On Sept. 20, 2017, Hurricane Maria made landfall on Puerto Rico and wreaked havoc and destruction across the island. The damage was catastrophic, and millions of people across the country are still struggling to recover in the aftermath of the event.

This week, the Wilson Center hosted a panel discussion entitled “Blue Tarps and Plátano Shortages: Puerto Rico After Hurricane Maria” in an attempt to open up a dialogue surrounding Hurricane Maria within the College community. Broadly, this event aimed to provide an interdisciplinary perspective into the “pretext that led to Puerto Rico’s vulnerability before the hurricane and the island’s recovery and healing process afterwards.”

This event was organized by Vivienne Kerley-de la Cruz ’20 in partnership with the Wilson Center for Innovation and Leadership and the department of Global Development Studies.

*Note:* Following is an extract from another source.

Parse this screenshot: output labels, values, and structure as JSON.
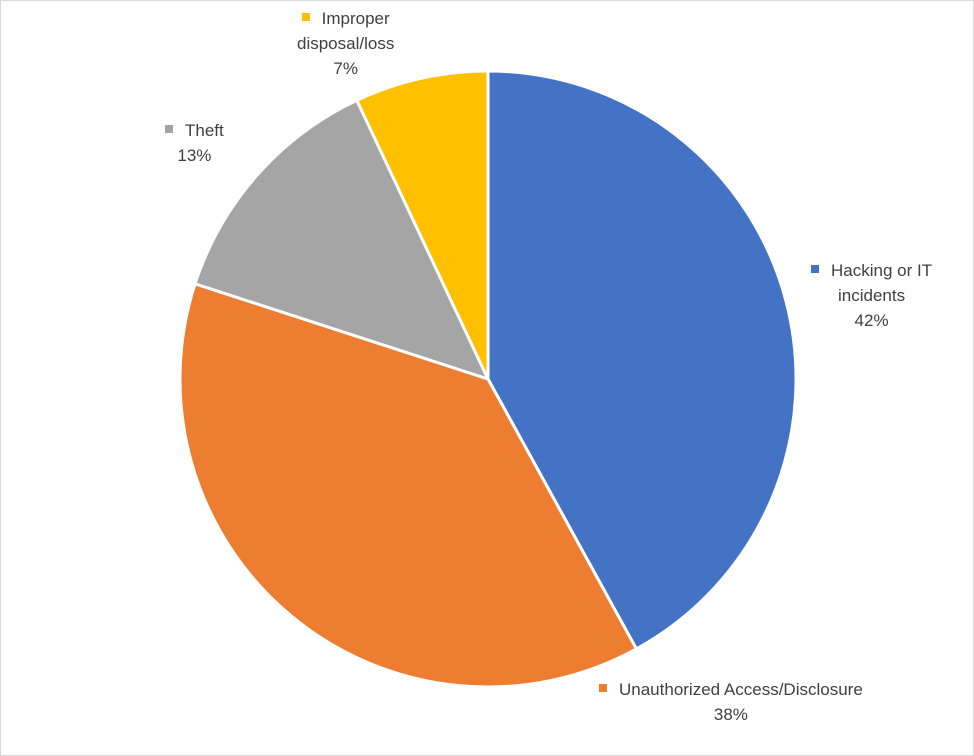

Kerley-de la Cruz has a strong personal connection to Puerto Rico, as she has family that lives on the island and spent the summer of 2017 working for a local art museum on a project that strives to promote community engagement in neighboring areas. In the wake of the hurricane, Kerley-de la Cruz looked to continue her work within her community and give back to those who had been affected, and received funding through the Wilson Center to go back to Puerto Rico over winter break.

In an email to The S&B, Kerley-de la Cruz wrote, “After Hurricane Maria, I began trying to design a project in partnership with the museum and El MAC en El Barrio [the museum’s community project] to bring some aid to the communities I was so deeply connected to. I hoped that this work would help the relief effort in a way which might ultimately reach rural areas such as those where my grandparents lived.”

Of the panel, Kerley-de la Cruz wrote that she “would love for my peers to understand the greater crisis in Puerto Rico which allowed for Maria to be so devastating as well as what is happening on the island to heal.”

In addition to introducing Kerley-de la Cruz’s work to the campus community, the panel discussion also featured Professor Tess Kulstad, anthropology, and Professor Alfredo Rivera, art history. Kulstad and Rivera helped to provide an interdisciplinary perspective to the discussion, and although they both have different academic backgrounds and specialties, they also share a personal connection to Puerto Rico and the Caribbean.

Kulstad has done extensive work surrounding disasters. Having grown up in the Dominican Republic, she is personally familiar with the response to hurricanes in the region.

“My role is to contextualize Vivienne’s project … to contextualize from my own experience, but also from the point of view of anthropology and disasters,” Kulstad explained. She emphasized the idea that “disasters are not natural … but rather they are the result of the interaction between the natural world and human action or inaction.”

Rivera, who is of Puerto Rican descent, specializes in Caribbean art, architecture and visual culture. In the discussion he gave a brief overview of the social and economic context in Puerto Rico before and after Hurricane Maria. In particular, he illustrated the role that Puerto Rico’s history of colonization has played in the island’s relationship to Hurricane Maria.

“It is the peculiar colonial condition of Puerto Rico that exacerbated the devastation felt throughout the island,” Rivera wrote in an email to The S&B. Professor Rivera also explained how Puerto Rico’s current economic crisis has resulted in a mass migration of Puerto Ricans to the United States, a trend which has only continued to increase in the wake of the hurricane.